Ce n’est pas tout : cette crise intime s’apaisait à peine que la lutte se réveillait et se dessinait dans un assez, curieux incident d’une autre nature. Le général San-Miguel saisissait l’occasion naturelle de l’organisation définitive de la milice nationale de Madrid, dont il était inspecteur général, pour présenter les officiers à la reine. Mais présenter les officiers de la milice nationale à Isabelle II, n’était-ce pas préjuger la question monarchique ? Un instant ce pauvre général San-Miguel, qui n’eut certes jamais semblable vocation, fut transformé en un chef de prétoriens, en un véritable Brennus prêt à jeter son épée dans la balance des destinées de l’Espagne.
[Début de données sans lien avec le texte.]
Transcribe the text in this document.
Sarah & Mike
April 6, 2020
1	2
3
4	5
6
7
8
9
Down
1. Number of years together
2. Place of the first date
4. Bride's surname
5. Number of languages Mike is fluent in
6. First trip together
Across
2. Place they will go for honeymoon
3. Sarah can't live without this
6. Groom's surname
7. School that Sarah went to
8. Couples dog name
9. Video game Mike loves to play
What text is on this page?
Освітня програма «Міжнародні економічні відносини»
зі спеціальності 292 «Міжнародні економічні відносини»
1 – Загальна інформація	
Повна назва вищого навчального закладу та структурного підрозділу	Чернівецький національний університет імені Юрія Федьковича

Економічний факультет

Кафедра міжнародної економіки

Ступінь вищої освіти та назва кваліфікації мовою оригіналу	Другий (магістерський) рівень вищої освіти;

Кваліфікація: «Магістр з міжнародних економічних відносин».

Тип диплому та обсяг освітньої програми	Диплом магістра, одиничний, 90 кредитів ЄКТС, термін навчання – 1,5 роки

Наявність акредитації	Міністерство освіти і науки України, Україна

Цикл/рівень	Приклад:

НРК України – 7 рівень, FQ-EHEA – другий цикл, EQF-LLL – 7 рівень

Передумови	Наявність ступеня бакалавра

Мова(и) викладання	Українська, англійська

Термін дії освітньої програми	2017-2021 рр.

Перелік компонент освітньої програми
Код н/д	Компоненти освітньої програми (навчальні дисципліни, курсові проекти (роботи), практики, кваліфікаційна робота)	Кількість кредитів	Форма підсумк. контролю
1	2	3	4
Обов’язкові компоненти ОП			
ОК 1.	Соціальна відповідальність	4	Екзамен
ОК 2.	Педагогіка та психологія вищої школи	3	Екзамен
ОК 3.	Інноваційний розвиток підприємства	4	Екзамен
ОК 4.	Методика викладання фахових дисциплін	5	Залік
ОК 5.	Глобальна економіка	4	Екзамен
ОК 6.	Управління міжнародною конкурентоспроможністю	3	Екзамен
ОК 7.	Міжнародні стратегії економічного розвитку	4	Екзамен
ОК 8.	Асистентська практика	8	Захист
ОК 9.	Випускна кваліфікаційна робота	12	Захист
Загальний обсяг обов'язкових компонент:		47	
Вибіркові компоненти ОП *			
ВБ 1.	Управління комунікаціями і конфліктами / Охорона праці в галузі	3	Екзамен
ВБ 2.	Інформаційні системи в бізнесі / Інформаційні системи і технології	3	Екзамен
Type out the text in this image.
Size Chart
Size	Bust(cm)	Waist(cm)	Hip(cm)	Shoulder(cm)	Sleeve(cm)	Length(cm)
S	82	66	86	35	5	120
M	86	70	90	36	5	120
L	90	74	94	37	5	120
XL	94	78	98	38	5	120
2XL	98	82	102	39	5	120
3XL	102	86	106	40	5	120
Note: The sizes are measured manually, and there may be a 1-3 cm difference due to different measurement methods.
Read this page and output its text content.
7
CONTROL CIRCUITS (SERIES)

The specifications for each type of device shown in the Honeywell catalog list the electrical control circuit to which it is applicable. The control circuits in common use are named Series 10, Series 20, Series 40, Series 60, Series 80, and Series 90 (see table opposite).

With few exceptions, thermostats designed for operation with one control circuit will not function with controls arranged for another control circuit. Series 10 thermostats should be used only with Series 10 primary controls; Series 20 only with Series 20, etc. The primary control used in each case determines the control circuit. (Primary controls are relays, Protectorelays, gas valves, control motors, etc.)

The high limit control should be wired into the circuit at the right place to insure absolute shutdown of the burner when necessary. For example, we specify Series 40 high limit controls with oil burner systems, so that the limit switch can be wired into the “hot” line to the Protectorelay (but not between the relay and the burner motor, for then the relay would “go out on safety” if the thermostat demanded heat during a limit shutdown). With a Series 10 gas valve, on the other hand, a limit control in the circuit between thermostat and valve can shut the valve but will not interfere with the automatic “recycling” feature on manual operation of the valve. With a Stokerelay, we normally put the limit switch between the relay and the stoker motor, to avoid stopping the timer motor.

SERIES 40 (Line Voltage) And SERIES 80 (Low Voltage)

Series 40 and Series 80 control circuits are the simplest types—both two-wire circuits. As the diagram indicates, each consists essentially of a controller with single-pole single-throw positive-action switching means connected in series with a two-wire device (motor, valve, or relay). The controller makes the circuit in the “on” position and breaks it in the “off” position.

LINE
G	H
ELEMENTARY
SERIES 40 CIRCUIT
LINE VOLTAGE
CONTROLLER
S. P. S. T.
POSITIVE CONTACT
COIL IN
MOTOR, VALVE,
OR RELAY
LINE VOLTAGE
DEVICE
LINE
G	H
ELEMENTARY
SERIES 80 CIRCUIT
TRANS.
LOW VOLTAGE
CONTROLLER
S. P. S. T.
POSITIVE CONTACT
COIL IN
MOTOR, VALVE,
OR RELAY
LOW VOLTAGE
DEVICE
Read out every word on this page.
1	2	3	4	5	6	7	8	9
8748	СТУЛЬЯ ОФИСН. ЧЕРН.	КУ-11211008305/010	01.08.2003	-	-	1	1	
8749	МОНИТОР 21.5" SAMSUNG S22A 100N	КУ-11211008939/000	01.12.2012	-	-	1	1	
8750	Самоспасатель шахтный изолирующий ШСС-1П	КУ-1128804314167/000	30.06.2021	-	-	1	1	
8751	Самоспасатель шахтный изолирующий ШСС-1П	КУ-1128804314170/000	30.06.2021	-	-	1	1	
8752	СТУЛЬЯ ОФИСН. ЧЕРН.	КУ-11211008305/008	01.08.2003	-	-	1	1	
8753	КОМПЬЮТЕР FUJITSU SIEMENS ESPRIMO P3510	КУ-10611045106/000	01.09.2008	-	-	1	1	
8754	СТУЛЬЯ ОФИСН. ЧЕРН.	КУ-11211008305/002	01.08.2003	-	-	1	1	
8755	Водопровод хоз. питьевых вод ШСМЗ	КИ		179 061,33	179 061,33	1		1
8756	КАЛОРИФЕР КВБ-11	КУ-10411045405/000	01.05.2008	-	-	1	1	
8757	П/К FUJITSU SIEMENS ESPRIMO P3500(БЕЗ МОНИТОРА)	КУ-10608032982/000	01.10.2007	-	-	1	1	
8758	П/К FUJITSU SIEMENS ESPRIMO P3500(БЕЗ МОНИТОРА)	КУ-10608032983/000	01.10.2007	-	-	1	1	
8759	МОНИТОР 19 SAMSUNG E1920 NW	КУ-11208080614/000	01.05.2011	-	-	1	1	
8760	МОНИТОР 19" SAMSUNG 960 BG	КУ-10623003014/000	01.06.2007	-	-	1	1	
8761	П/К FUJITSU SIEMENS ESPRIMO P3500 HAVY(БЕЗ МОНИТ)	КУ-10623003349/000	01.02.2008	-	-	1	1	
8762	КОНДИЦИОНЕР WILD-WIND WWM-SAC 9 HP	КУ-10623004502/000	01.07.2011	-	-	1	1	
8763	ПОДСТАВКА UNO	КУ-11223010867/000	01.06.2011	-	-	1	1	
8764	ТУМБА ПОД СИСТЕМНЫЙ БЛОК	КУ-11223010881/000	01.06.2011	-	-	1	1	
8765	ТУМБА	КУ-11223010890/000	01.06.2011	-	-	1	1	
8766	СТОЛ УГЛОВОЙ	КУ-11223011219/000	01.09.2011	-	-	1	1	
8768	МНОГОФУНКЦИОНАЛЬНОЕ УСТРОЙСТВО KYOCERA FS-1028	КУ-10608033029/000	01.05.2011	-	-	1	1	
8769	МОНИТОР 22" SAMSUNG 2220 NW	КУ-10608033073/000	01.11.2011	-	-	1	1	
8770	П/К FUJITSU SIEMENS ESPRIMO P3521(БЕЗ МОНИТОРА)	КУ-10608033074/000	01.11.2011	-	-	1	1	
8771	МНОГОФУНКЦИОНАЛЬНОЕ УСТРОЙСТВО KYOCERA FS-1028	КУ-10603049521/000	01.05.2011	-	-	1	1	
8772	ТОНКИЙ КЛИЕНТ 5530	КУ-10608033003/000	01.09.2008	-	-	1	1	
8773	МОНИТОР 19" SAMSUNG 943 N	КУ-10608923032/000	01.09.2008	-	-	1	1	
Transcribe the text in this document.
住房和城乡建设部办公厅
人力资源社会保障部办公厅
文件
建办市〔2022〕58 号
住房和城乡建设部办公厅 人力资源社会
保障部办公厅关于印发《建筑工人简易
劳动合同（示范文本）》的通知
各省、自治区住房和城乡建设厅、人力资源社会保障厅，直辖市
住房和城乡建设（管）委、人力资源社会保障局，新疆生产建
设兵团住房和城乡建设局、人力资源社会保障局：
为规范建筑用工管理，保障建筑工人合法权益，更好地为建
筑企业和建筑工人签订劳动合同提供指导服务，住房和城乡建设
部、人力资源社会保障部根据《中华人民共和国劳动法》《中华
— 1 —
Les officiers de la milice allèrent au palais et furent présentés à la reine ; seulement, en sortant de là, comme pour neutraliser l’effet de cette démonstration, quelques-uns voulurent se rendre chez le président du conseil, et tout le monde suivit. Le duc de la Victoire répondit à cette démarche comme il répondait toujours : « Que la volonté nationale s’accomplisse ! » La polémique s’en mêla, et fit du discours d’Espartero une leçon adressée au général San-Miguel. À son tour, San-Miguel répliqua vivement, en disant, par une allusion transparente, que la volonté nationale s’accomplirait, et qu’il faudrait qu’elle fût respectée par tous. La lutte n’alla pas plus loin pour le moment ; on en avait dit assez pour se comprendre.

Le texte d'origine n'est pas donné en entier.